[XML-SIG] Repost: DOM notes

Stefane Fermigier fermigie@math.jussieu.fr
Tue, 21 Apr 1998 14:57:28 +0200

On Mon, Apr 20, 1998 at 12:35:19PM -0400, Andrew Kuchling wrote:
> I've written a first cut at a marshal module that converts a simple
> Python data structure to and from a simple XML representation, using
> the DOM implementation.  The code's available in the SIG archive.
> Some notes:
>         * There's one problem with xml.marshal at the moment; you
> can't pickle multiple objects to the same stream because, when you
> read the data again, the parser doesn't read one data item and stop,
> but reads them all.
>         For example, None is converted to a <none/> tag; if you pickle
> None to the same file object twice, you get <none/><none/>.  But when
> you parse this, the parser builds a tree containing both tags.  If an
> XML document must contain a single top-level element, then I think
> parsers should recognize when that top-level element has been
> completed and stop.  
>         Any thoughts on this question?  What's the correct behaviour?

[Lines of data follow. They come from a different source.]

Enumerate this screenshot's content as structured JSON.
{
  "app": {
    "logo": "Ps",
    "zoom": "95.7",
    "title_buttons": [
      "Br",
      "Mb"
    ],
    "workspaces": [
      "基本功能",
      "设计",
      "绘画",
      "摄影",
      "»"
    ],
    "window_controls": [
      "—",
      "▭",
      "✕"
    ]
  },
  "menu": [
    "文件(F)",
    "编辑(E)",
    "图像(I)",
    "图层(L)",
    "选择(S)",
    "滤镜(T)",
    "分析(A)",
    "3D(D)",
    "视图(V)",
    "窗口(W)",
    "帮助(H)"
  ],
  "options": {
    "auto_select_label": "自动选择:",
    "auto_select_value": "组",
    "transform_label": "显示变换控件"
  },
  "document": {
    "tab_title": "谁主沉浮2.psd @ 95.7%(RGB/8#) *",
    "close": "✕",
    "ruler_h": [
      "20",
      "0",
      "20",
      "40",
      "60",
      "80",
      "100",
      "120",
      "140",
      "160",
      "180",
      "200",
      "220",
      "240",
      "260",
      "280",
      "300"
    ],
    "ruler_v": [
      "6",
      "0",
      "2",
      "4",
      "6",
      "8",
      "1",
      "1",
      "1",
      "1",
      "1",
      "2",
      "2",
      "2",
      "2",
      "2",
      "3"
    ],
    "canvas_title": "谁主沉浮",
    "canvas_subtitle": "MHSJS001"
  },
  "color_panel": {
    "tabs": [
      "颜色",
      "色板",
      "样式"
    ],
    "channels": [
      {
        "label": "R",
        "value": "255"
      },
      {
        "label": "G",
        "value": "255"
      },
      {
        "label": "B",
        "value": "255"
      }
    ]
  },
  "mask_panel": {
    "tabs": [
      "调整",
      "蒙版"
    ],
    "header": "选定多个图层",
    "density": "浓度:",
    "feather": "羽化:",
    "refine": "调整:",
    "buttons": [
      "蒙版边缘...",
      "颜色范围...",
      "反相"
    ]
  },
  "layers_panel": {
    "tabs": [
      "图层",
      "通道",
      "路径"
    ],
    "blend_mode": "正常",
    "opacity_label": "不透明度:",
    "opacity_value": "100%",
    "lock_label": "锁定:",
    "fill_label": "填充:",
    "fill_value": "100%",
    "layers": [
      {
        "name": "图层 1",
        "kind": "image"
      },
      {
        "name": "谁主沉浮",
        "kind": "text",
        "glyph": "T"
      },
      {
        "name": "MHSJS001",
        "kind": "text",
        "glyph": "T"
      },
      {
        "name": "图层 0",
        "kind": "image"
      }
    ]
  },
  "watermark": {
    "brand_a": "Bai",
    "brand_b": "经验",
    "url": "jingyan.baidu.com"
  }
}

I believe the parser should either parse only one element, or raise an
exeption, since the standards says that there must be only one to element
in one document. 

>         * The Walker class's walk1() method isn't consistent in
> returning values.  walk() does "return self.walk1()", but walk1() 
> never returns anything; this should probably be fixed.  For
> xml.marshal, I therefore overrode the walk1() method, but I'm not sure
> that's how Walker is intended to be used.

You should probably have written your walker from scratch (see below).

>         On the other hand, unmarshalling using just startElement(),
> endElement(), and doText() would have been more complicated, so
> overriding was the easiest thing to do.

You're right. walker.py was an attempt to write a generic walker class,
but a walker can have several goals (the one in walker.py just dispatches
events, but you could also call a function for each visited node, or
for each visited node for which some condition holds, or modify the
tree, or filter nodes,...)  so this should be designed more carefully.
Unfortunatly, I'm not familiar with the walker design pattern to do
that properly.



Stéfane Fermigier, MdC à l'Université Paris 7. Tel: (Bureau).
Mathematician, hacker, bassist.  http://www.math.jussieu.fr/~fermigie/
"In its pure form, Pascal is a toy language, suitable for teaching but not
for real programming."  Brian Kernighan.